Stock Returns Strong Despite Eurozone Weakness

 

The following commentary comes from an independent investor or market observer as part of TheStreet's guest contributor program, which is separate from the company's news coverage.

NEW YORK (TheStreet) -- In our view, stock returns are strongly positive in 2012 and the world overall grows, even though the eurozone is likely a weak spot and may even go into recession in aggregate.

And we needn't look back that far to see a similar scenario historically. The early 1990s featured a global recession before the rest of the world recovered while Europe re-entered a recession tied to a pan-European monetary disarray. (Sound a bit familiar?)

Our history lesson begins in 1979, when the EU's Exchange Rate Mechanism (ERM) -- the precursor to today's euro -- began. Through the ERM, each participating nation's currency (eight nations in all at the start, including West Germany, France, Italy and Denmark; the UK joined in 1990) was pegged to the European Currency Unit, a quasi-European currency.

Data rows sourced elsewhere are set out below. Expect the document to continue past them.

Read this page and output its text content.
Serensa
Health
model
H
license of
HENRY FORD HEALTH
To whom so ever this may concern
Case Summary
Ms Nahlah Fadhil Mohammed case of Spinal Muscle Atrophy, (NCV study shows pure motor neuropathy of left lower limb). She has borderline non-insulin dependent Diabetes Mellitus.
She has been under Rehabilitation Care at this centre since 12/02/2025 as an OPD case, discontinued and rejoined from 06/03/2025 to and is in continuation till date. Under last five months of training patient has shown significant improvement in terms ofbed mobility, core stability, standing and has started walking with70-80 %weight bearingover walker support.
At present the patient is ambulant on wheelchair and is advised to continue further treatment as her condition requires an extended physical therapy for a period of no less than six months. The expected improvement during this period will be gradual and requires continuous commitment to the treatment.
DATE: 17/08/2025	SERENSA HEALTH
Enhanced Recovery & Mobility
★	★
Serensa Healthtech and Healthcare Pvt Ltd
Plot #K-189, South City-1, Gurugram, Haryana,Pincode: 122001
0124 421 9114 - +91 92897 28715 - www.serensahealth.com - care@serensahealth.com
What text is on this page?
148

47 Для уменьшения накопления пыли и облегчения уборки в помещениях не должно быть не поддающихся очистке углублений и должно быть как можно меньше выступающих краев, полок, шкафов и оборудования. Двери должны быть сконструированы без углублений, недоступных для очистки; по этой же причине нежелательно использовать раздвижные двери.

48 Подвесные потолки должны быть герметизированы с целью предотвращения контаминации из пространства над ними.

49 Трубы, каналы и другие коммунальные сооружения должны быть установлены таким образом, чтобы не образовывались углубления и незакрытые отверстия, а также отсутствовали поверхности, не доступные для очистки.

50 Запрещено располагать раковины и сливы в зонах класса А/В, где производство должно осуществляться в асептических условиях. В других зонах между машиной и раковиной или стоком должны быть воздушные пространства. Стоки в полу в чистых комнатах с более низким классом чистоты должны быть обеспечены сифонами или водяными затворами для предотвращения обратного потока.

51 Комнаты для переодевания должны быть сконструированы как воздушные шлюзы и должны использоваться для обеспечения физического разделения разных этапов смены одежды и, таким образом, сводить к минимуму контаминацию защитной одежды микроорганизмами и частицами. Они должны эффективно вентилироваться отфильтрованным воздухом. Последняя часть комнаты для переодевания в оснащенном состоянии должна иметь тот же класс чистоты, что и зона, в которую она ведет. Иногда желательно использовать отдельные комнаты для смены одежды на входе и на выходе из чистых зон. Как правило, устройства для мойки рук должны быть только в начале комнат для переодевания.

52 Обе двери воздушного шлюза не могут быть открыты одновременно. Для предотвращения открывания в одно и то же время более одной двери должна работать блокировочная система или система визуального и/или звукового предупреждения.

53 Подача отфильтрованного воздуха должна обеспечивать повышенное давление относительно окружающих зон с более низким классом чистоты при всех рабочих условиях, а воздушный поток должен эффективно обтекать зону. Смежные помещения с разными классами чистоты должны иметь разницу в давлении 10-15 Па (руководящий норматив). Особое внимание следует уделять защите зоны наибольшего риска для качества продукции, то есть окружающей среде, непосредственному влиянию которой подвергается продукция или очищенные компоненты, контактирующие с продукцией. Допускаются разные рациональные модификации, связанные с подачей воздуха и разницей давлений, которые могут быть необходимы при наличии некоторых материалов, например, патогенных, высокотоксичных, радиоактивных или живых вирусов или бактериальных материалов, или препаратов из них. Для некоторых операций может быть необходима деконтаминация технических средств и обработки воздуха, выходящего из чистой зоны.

Based on a basket of currencies, the ECU existed largely as an accounting unit, though it was eventually noted on travelers' checks, certificates of deposit, etc. The idea was to slowly converge national currency valuations in anticipation of adopting the euro, so the common currency wouldn't require huge economic adjustments (the blueprint for the Maastricht Treaty's Conditions for Convergence).

But because of the deutsche mark's relative strength and the German Bundesbank's hawkish monetary policy, the mark (and West German policy) became the center and driving force of the ECU. This eventually caused rather painful currency dislocations (more on this in a bit).

Fast forward to 1990, when the US Savings & Loan (S&L) crisis kicked off a global recession (a US-led recession based on banking weakness -- rather like 2007-2009). The impact in continental Europe was somewhat muted, but the UK felt it acutely since British Building Societies operated similarly to S&Ls.

Italy, Spain and Portugal's GDPs shrank in 1990-1991. The Nordic states were weak, too --particularly Sweden, which had a real estate crash. Yet Germany grew robustly in 1990, prompting inflation concerns in West Germany during the early stages of reunification. Similar to now, growth was divergent, as was competitiveness from a unit labor cost standpoint.